Principles & Strategies When Investing for Retirement Flashcards
Investment Policy Purposes
(1) Provides a foundation of goals, time horizons, and constraints on which the client portfolio is constructed. (2) The goals, time horizons, and constraints provide a basis for periodic review by the client and money manager.
Verifying the feasibility of an Investment Policy
(1) Historical Market Data, such as those published by Ibbotson & Associates, are a useful check on how realistic an investment policy is. (2) If client expectations are out of line, these data on past performance can be helpful in educating the client and bringing his or her expectations in line with what can likely be accomplished.
Importance of a clearly defined Investment Policy
A clear definition of the investment policy helps the counselor avoid errors and reduces the chance of disputes between the counselor and the client.
Elements of Investment Policy
(1) Clear statement of goals, (2) Suitable investment vehicles and strategies, (3) Risk tolerance, (4) Rough asset allocation guidelines, (5) a provision for periodic review
Risks of Common Stock
(1) Business Risk, (2) Market Risk
Standard Deviation
(1) The standard deviation is a statistical measure of total risk that considers the dispersion of all data points (observations) around the average (mean). (2) In the investment field, assets whose returns exhibit higher standard deviations have higher volatility (risk)
Coefficient of Variation
(1) The coefficient of variation is calculated by dividing the security’s standard deviation by its mean return. (2) Therefore, it measures risk per unit of return. The lower the number, the better
Beta
(1) Beta is a measure of a security’s volatility relative to a benchmark, such as the market. (2) It is often applied to common stocks. (3) A security with a beta of 1.0 matches the volatility of the market. (4) Beta is a measure of systematic (nondiversifiable) risk. (5) Beta tends to regress toward the mean, or 1, over time.
Duration
(1) Duration is a term used to describe the price sensitivity of a bond or bond portfolio to changes in interest rates. (2) The higher the duration, the grater the price volatility. (3) Long-term bonds with small coupons generally have higher durations.

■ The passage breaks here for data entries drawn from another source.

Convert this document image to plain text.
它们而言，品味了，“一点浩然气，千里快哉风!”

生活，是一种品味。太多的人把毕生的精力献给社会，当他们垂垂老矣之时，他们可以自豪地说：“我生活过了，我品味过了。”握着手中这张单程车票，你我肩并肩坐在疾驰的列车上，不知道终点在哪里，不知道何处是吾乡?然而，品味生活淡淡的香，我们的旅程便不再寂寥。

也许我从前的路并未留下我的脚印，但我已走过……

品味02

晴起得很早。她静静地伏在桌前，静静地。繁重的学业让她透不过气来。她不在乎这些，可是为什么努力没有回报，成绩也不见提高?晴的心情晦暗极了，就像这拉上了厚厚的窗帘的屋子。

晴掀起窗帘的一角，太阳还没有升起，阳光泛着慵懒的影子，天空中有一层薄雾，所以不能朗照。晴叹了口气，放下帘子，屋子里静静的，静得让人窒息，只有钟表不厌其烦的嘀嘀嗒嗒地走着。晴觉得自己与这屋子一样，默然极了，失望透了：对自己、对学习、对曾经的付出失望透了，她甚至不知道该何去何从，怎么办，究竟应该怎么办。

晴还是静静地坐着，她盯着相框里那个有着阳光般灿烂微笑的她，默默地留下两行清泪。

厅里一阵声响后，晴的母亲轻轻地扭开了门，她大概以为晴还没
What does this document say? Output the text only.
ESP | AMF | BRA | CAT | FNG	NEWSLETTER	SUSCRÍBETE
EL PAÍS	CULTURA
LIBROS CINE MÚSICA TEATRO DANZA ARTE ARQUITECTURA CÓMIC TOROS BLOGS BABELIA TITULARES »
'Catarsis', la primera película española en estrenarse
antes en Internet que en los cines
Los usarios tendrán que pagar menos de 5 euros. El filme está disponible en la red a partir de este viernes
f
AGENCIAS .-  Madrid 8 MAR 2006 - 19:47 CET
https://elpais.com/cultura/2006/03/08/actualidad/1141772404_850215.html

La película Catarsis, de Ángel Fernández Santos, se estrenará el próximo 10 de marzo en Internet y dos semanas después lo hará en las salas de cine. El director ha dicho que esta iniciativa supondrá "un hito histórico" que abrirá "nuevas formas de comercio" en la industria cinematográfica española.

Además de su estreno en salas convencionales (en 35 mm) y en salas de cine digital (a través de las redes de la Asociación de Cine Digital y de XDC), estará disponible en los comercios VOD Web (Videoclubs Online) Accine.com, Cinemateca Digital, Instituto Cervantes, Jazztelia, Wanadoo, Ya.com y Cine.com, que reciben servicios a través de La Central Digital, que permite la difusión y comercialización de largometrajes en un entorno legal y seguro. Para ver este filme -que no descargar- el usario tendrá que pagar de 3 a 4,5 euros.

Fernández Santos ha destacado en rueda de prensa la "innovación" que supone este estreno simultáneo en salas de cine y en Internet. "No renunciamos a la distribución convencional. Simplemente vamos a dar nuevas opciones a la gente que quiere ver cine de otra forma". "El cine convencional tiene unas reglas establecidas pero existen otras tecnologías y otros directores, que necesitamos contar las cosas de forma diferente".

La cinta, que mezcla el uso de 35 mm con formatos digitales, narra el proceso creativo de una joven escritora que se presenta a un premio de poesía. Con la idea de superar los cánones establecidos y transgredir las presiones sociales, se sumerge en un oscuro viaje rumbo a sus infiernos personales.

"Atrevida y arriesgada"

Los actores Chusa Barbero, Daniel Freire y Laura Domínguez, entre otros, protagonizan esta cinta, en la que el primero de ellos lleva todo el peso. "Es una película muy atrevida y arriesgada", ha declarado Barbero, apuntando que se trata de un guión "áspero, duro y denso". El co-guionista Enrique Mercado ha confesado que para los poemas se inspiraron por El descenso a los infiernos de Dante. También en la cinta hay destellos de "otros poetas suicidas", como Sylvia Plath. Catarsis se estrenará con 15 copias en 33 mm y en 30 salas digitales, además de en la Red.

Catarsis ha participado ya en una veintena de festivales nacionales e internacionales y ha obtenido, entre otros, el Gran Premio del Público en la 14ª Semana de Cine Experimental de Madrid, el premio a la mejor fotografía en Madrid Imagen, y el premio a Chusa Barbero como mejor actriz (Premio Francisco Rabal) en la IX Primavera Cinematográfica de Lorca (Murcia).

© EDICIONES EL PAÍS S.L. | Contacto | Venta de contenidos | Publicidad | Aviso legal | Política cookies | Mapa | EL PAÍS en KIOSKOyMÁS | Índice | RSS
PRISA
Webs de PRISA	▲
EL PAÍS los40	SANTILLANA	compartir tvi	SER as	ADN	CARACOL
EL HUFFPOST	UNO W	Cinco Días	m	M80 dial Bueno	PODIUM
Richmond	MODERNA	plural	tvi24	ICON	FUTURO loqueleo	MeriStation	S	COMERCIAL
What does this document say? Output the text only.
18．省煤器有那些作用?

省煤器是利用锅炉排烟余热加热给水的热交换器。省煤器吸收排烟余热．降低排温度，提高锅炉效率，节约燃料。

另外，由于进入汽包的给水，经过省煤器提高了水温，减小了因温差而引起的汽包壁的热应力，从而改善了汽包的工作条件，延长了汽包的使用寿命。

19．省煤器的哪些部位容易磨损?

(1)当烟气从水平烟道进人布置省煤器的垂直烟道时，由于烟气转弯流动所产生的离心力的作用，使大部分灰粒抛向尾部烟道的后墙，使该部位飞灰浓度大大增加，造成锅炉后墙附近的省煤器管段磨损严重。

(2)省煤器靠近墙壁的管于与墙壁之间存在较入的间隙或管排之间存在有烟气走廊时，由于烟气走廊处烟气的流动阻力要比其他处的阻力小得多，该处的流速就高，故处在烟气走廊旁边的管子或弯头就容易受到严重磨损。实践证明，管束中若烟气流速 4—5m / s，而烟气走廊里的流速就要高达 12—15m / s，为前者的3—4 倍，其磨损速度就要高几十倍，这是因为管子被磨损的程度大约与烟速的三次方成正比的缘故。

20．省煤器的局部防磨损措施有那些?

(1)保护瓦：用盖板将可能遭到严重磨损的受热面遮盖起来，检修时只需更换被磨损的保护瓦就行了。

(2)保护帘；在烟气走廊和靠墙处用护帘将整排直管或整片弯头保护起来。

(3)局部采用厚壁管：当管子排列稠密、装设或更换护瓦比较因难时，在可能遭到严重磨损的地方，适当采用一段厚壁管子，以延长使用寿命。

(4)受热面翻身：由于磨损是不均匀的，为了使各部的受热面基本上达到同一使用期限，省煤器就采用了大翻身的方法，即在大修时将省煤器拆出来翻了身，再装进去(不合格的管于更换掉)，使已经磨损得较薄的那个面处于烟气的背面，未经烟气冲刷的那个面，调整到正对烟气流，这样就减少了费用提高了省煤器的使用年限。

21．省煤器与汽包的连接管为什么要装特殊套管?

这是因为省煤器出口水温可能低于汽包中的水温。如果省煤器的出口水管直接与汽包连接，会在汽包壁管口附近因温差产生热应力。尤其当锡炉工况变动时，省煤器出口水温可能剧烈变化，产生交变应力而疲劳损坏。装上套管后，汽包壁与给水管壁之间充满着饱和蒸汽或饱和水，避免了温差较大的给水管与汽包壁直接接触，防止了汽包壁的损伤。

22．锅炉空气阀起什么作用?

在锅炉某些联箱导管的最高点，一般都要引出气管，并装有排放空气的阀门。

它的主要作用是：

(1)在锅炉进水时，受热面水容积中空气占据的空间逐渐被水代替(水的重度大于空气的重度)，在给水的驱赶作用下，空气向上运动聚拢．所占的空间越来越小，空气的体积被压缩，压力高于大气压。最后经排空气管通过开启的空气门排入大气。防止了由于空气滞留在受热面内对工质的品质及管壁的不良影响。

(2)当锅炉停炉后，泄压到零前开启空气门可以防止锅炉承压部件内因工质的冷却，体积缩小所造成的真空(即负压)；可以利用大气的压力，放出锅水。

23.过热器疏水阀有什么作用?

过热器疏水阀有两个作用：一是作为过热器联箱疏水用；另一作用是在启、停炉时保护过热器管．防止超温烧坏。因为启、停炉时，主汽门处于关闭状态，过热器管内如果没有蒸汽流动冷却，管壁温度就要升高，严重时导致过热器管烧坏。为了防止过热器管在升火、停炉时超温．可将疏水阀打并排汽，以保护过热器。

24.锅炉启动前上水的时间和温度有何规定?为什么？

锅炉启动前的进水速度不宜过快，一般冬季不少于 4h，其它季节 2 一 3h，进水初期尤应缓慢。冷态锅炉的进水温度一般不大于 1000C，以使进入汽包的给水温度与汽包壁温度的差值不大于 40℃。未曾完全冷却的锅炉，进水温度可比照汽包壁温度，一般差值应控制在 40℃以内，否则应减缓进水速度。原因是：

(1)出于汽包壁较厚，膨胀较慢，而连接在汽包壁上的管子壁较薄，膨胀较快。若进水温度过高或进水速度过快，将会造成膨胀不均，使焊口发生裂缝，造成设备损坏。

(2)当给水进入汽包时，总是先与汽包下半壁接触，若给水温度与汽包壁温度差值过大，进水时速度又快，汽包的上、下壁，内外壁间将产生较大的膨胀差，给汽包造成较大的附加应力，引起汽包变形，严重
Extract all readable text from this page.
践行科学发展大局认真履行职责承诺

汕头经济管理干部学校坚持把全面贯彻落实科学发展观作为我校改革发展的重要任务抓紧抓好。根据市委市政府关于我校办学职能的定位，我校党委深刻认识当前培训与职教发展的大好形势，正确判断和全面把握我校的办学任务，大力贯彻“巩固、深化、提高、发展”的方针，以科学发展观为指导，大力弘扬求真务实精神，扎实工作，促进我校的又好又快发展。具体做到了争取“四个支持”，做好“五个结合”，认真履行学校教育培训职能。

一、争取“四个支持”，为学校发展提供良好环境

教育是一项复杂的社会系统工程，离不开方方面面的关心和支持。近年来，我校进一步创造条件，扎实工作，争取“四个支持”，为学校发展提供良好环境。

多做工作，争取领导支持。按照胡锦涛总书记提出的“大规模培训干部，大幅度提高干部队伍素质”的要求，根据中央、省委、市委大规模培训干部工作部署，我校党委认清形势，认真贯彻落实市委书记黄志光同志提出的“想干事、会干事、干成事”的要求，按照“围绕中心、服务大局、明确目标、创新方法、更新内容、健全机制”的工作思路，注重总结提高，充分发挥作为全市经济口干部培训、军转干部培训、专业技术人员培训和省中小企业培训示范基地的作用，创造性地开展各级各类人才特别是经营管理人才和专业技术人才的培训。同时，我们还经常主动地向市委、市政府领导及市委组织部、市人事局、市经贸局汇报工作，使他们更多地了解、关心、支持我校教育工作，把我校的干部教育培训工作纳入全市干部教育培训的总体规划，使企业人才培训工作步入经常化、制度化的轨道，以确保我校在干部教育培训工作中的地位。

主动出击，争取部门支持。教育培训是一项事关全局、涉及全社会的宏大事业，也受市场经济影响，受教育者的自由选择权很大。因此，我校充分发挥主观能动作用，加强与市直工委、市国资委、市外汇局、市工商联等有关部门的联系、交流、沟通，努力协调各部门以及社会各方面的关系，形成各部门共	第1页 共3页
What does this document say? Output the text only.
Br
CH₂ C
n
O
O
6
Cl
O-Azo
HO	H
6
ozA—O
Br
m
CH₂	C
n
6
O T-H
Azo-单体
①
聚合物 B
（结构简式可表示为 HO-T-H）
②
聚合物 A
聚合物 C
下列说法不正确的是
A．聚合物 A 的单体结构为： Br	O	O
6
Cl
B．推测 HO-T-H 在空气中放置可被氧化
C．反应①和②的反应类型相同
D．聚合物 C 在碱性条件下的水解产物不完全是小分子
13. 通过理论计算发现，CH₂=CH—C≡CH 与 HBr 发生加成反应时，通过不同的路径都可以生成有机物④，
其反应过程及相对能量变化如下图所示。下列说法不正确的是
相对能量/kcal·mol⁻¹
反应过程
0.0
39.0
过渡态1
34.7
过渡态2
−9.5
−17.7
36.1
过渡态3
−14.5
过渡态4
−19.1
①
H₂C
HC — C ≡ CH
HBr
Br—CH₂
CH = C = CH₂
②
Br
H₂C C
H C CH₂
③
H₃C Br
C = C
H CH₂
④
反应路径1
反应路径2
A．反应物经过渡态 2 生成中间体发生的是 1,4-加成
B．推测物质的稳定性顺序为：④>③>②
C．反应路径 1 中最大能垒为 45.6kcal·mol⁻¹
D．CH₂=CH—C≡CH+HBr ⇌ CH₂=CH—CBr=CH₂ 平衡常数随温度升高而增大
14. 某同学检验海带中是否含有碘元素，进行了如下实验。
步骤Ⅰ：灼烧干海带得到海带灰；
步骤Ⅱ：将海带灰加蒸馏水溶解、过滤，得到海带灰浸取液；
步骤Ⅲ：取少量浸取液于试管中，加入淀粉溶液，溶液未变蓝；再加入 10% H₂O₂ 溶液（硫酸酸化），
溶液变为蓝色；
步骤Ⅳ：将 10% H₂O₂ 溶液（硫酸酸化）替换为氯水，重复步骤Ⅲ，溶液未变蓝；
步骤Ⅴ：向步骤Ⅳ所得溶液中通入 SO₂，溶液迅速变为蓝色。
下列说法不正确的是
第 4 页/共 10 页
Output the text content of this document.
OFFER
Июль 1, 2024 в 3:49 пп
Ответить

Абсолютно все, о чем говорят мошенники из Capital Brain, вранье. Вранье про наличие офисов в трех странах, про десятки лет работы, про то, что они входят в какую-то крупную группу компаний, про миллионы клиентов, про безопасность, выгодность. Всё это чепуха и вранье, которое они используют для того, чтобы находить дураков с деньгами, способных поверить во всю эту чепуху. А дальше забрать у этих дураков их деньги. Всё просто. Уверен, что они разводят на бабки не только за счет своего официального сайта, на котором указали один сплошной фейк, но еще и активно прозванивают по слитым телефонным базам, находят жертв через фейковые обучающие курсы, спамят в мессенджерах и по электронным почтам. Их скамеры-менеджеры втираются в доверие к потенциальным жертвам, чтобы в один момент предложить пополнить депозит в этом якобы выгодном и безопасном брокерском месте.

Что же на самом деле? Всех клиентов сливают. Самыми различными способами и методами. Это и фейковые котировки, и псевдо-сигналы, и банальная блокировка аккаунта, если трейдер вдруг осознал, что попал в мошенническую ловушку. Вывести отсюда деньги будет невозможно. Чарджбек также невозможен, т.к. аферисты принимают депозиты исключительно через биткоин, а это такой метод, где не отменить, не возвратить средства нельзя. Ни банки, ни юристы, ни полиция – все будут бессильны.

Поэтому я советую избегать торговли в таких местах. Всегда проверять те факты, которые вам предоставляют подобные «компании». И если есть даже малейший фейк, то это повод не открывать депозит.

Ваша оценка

Calculating change in bond value using change in interest rate
Duration x interest rate change (not decimal but whole) equals the expected change in the value of the bond.
Risk adjusted return measures
(1) Sharpe: a degree of risk as measured by standard deviation used to evaluate performance of a security or a diversified portfolio (2) Treynor: a degree of risk measured by beta used to evaluate performance of a security or portfolio., (3) Alpha: measures the excess return for a given level of risk.
Purpose of Asset Allocation
(1) The purpose of asset allocation is to apportion funds in a way that meets the client’s investment goals, and (2) dampens the effect of periodic market fluctuations.
Risk Measurement
(1) Variability of returns is one of the most common measured of investment risk.
(2) The standard deviation measures the variation of returns over time, around the average return. (3) Thus, standard deviation is the ideal statistical measure of total risk. (4) The more variable these returns (dispersion around an average) the greater the implied risk.
Average Investment Return of Asset Classes
(1) 3.5% T-Bills, (2) 5.4% Intermediate-term government bonds, (3) 5.7% Long-term government bonds, (4) 6.1% Long-term corporate bonds, (5) 9.8% Large company stocks, (6) 11.9% Small company stocks.
Factors alleviating volatility concerns
(1) Two common factors that can alleviate retirement investors’ concerns with security price volatility are time and asset allocation. (2) Longer investment horizons can manage greater volatility than short investment horizons (3) Asset allocation can select asset classes that are aligned with both the investor’s investment horizon and his or her tolerance.